The Greenway until last year went to the SCC for toll increases every year. The five years of increases the Greenway is seeking now are several times higher each year than the toll increases it sought when it was going to the SCC annually.
“It’s an equity issue. A lot of working families in my community and others in Loudoun County, they can’t afford to take the road, and it’s in many ways the only way to get to work every day,” Subramanyam told the committee. “They’re spending thousands of dollars. I know one person who said they spent $1,000 a month on the road.

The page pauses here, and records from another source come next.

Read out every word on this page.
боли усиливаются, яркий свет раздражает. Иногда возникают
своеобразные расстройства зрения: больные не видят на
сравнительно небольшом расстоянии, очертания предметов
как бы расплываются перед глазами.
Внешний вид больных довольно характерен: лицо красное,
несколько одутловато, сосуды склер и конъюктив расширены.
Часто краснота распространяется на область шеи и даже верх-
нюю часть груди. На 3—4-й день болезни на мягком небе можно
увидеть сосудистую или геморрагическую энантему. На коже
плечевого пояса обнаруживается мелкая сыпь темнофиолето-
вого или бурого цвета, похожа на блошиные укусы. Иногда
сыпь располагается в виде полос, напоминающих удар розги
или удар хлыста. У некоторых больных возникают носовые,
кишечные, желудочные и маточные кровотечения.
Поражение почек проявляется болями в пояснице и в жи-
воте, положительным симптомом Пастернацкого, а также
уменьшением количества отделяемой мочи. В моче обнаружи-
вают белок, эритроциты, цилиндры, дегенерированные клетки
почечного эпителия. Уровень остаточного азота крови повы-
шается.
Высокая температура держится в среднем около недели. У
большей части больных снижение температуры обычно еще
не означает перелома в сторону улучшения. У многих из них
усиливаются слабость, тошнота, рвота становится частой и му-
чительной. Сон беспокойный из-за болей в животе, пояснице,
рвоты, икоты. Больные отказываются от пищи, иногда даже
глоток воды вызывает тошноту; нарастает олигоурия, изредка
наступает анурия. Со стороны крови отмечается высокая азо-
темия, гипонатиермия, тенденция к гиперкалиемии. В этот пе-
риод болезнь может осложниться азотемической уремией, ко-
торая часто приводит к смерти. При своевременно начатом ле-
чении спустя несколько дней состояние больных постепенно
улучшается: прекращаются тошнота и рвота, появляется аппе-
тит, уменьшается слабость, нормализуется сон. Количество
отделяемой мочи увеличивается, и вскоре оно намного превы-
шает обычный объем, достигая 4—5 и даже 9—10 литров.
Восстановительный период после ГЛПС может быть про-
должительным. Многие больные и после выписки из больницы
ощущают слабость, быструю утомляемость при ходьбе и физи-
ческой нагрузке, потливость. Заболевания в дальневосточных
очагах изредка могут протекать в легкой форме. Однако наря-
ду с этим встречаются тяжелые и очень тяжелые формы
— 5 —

The Greenway lobbyists’ influence—and other lawmakers’ level of awareness about Northern Virginia’s road network—was on display in the committee. Virginia Beach Sen. Bill DeSteph (R-8), who formerly lived in the region, suggested Rt. 28—which Subramanyam pointed out is mostly perpendicular to the Greenway—is a toll-free alternative route. He also suggested Loudoun County should buy the Greenway—”heck, I’m sure if you gave them a pretty decent return on investment, they’d be happy to sell it to you”—something the state has studied before, and found too expensive because of the massive debt costs the Greenway has built.
While Loudoun County has invested hundreds of millions of dollars into building or expanding other state roads to provide Greenway alternatives, Sen. Jennifer B. Boysko pointed out there are still difficulties avoiding the Greenway.
“I do live about a mile off of the toll road, and it can take me 20 minutes to get from the Town of Herndon to Leesburg if I take the Greenway. It will take me, if we have rush hour traffic, 45 minutes to an hour and a half, and I do have to go through neighborhoods to get into onto 28 and Rt. 7,” Boysko said.
The committee voted 10-5 to send the bill back to the floor for a full Senate vote.
“This is a critical win for long-suffering Loudoun commuters, and one which will finally ensure real transparency and oversight when it comes to toll increases,” Subramanyam stated after the vote. “For the first time ever, we are sending a clear message that guaranteed multiyear toll increases without any accountability or real oversight will no longer be tolerated.”
A separate bill that was supported by the Greenway was left in committee later in that same meeting. House Bill 2104 was presented as a Northam administration bill, and would have sidelined the State Corporation Commission and the county government by giving the administration carte blanche to negotiate and execute a new deal with the Greenway directly. It would also have exempted the Greenway, the county’s second-largest real estate taxpayer, from property paying taxes. The Loudoun Board of Supervisors voted unanimously to oppose the bill.
Reid withdrew his support for the bill, although under questioning from committee members—”I’m being very serious, I’m looking for your preference on this,” said one member. “I’m to ask you straight out how you want me to go” said another—he would not directly ask them to vote it down.
“I think at this point in the discussions with the administration that it is probably not the Board of Supervisor’s desire that this bill go forward, and so therefore I am respectful of that,” Reid said.
The committee voted 9-6 to let the bill die in committee for the year.